7/6/2026 at 5:49:53 PM
In reality, VC is probably the most threatened because value and investment dollars have increasingly accrued to large public companies and a handful of a growth companies, the power law has never been stronger and returns never more stratified.You can't just build a fund throwing out money at Seed and Series A SaaS companies anymore, more than ever company spend is going towards a few AI providers as "buy vs build" shifts in the opposite direction than before
And additionally you could argue that LLM coding is replacing the need for much of pre-Seed and Seed money that would go towards hiring the first 1-3 engineers and MVP development
by nylonstrung
7/6/2026 at 6:22:53 PM
The value accrues to much later stages. The odds of a 10x used to diminish after the early rounds. Idds that a $100bn valuation goes to $1t are now higher than a $100m gets to $1bnBut VCs note this and they just move up the stack so it's mostly fine.

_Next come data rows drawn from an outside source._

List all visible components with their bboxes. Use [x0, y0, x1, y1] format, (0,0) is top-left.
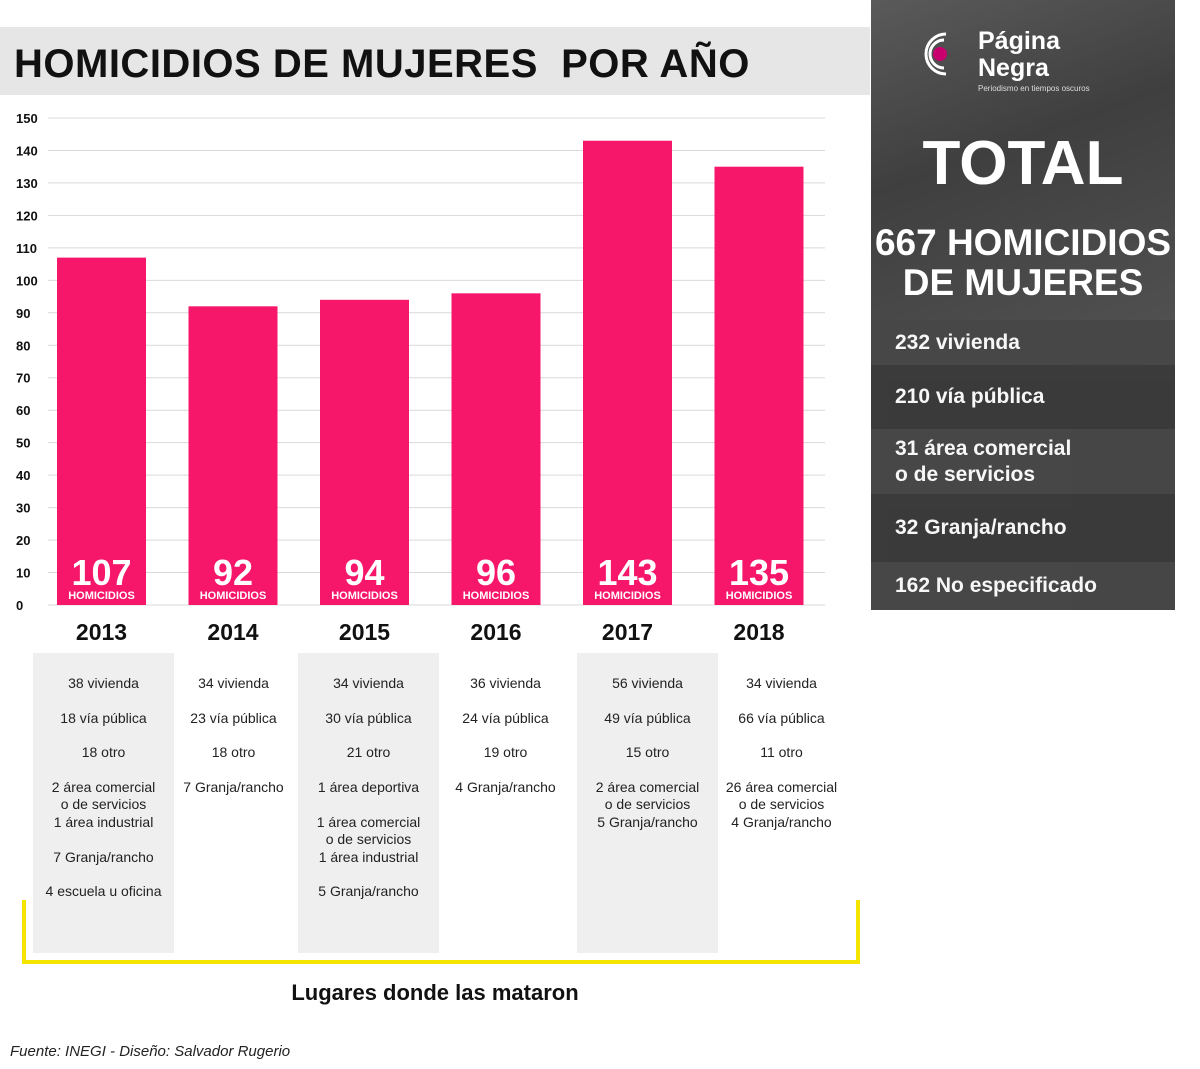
locations-bracket [22, 900, 860, 964]
bar-value-label: 135 [729, 552, 789, 593]
y-tick-label: 150 [16, 111, 38, 126]
x-category-label: 2017 [602, 619, 653, 645]
bar-value-label: 143 [597, 552, 657, 593]
bar-unit-label: HOMICIDIOS [726, 590, 793, 602]
bar-value-label: 94 [344, 552, 384, 593]
location-item: 30 vía pública [325, 709, 412, 726]
location-item: 4 Granja/rancho [455, 779, 556, 796]
x-category-label: 2013 [76, 619, 127, 645]
logo-wordmark: Página Negra [978, 28, 1060, 82]
location-item: 18 otro [211, 744, 256, 761]
bar-unit-label: HOMICIDIOS [68, 590, 135, 602]
summary-category-row: 32 Granja/rancho [871, 494, 1175, 562]
location-item: 15 otro [625, 744, 670, 761]
location-item: 18 vía pública [60, 709, 147, 726]
y-tick-label: 80 [16, 338, 30, 353]
y-tick-label: 10 [16, 566, 30, 581]
y-tick-label: 110 [16, 241, 37, 256]
x-category-label: 2018 [733, 619, 784, 645]
y-tick-label: 30 [16, 501, 30, 516]
location-item: 7 Granja/rancho [183, 779, 284, 796]
location-item: 38 vivienda [68, 675, 139, 691]
location-item: 1 área industrial [318, 848, 419, 865]
summary-panel: Página Negra Periodismo en tiempos oscur… [871, 0, 1175, 610]
location-item: 4 escuela u oficina [45, 883, 162, 900]
location-item: 18 otro [81, 744, 126, 761]
location-item: 5 Granja/rancho [318, 883, 419, 900]
location-item: 5 Granja/rancho [597, 813, 698, 830]
location-item: 19 otro [483, 744, 528, 761]
bar [451, 293, 541, 605]
location-item: 23 vía pública [190, 709, 277, 726]
bar-unit-label: HOMICIDIOS [200, 590, 267, 602]
x-category-label: 2014 [207, 619, 258, 645]
location-item: 24 vía pública [462, 709, 549, 726]
location-item: 56 vivienda [612, 675, 683, 691]
y-tick-label: 20 [16, 533, 30, 548]
pagina-negra-logo-icon [924, 32, 947, 76]
location-item: 34 vivienda [333, 675, 404, 691]
bar-value-label: 107 [71, 552, 131, 593]
y-tick-label: 140 [16, 143, 38, 158]
location-item: 1 área deportiva [317, 779, 420, 796]
y-tick-label: 70 [16, 371, 30, 386]
y-tick-label: 0 [16, 598, 23, 613]
y-tick-label: 90 [16, 306, 30, 321]
location-item: 1 área comercial o de servicios [316, 813, 421, 847]
y-tick-label: 130 [16, 176, 38, 191]
summary-category-row: 232 vivienda [871, 320, 1175, 365]
bar [714, 166, 804, 605]
bar-value-label: 92 [213, 552, 253, 593]
locations-caption: Lugares donde las mataron [291, 980, 579, 1005]
location-item: 36 vivienda [470, 675, 541, 691]
location-column-background [577, 653, 718, 953]
source-note: Fuente: INEGI - Diseño: Salvador Rugerio [10, 1043, 291, 1060]
bar [320, 299, 409, 605]
summary-category-row: 162 No especificado [871, 562, 1175, 610]
x-category-label: 2015 [339, 619, 390, 645]
bar [583, 140, 672, 605]
title-band [0, 27, 870, 95]
bar-unit-label: HOMICIDIOS [463, 590, 530, 602]
y-tick-label: 60 [16, 403, 30, 418]
page-title: HOMICIDIOS DE MUJERES POR AÑO [14, 42, 750, 86]
summary-category-row: 31 área comercial o de servicios [871, 429, 1175, 494]
bar-unit-label: HOMICIDIOS [331, 590, 398, 602]
location-item: 66 vía pública [738, 709, 825, 726]
location-item: 49 vía pública [604, 709, 691, 726]
bar-value-label: 96 [476, 552, 516, 593]
total-count-line-2: DE MUJERES [902, 262, 1144, 303]
y-tick-label: 50 [16, 436, 30, 451]
x-category-label: 2016 [470, 619, 521, 645]
panel-background-photo [871, 0, 1175, 320]
location-item: 2 área comercial o de servicios [595, 779, 700, 813]
bar [188, 306, 278, 605]
location-item: 26 área comercial o de servicios [725, 779, 838, 813]
y-tick-label: 40 [16, 468, 30, 483]
location-item: 4 Granja/rancho [731, 813, 832, 830]
location-item: 2 área comercial o de servicios [51, 779, 156, 813]
location-item: 34 vivienda [198, 675, 269, 691]
bar [57, 257, 146, 605]
total-count-line-1: 667 HOMICIDIOS [874, 222, 1172, 263]
y-tick-label: 100 [16, 273, 38, 288]
total-count: 667 HOMICIDIOS DE MUJERES [871, 223, 1175, 303]
logo-line-1: Página [978, 27, 1060, 55]
location-item: 34 vivienda [746, 675, 817, 691]
location-column-background [33, 653, 174, 953]
location-item: 21 otro [346, 744, 391, 761]
location-column-background [298, 653, 439, 953]
location-item: 11 otro [760, 744, 803, 761]
total-label: TOTAL [922, 129, 1124, 198]
location-item: 7 Granja/rancho [53, 848, 154, 865]
y-tick-label: 120 [16, 208, 38, 223]
logo-line-2: Negra [978, 54, 1049, 82]
logo-tagline: Periodismo en tiempos oscuros [978, 84, 1090, 93]
summary-category-row: 210 vía pública [871, 365, 1175, 429]
location-item: 1 área industrial [53, 813, 154, 830]
bar-unit-label: HOMICIDIOS [594, 590, 661, 602]
bar-chart: 0 10 20 30 40 50 60 70 80 90 100 110 120 130 140 150 107… [16, 111, 825, 645]
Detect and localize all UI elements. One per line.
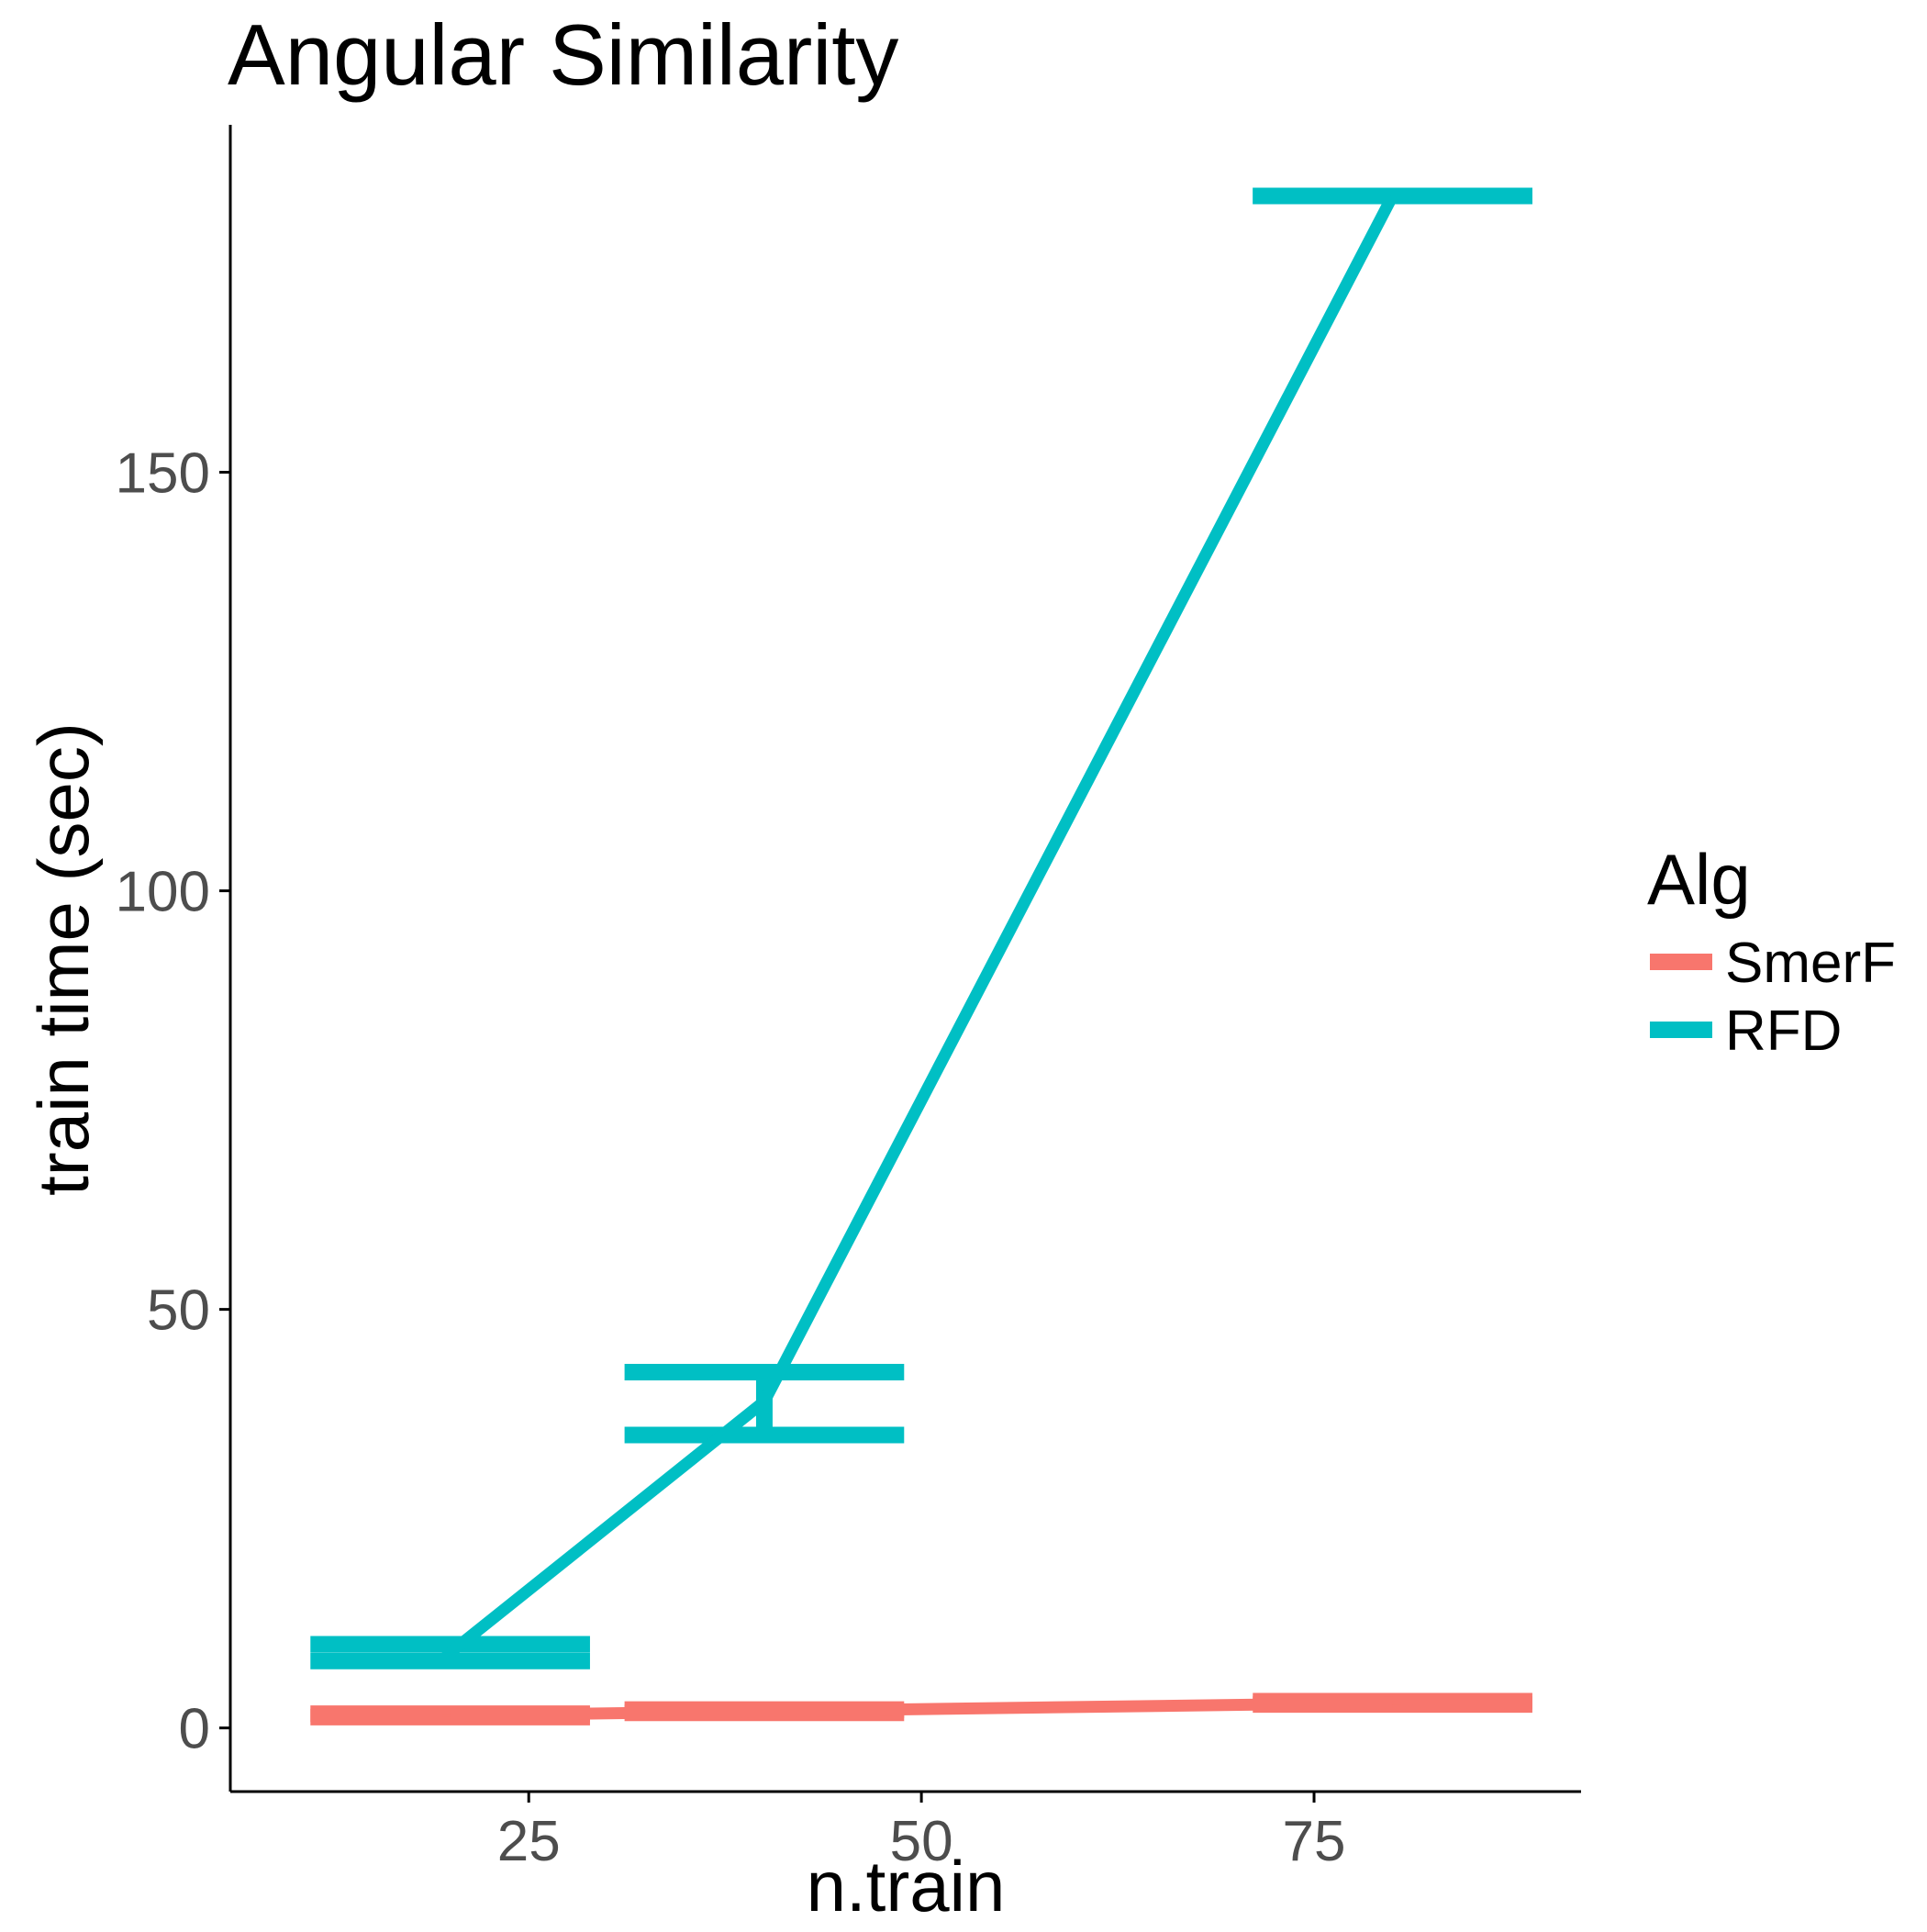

The thing that VCs have to contend with primarily is not so much throwing money at random seed or series A companies, but managing conflicts. They can't invest indiscriminately and generally have to pick a winner to back in each category. It's probably more relevant at the early stage, but it's very frowned upon by founders if their investor also invests in their competitors. And at the end of the day, VCs have to convince the hottest companies to take their money, and most companies would object.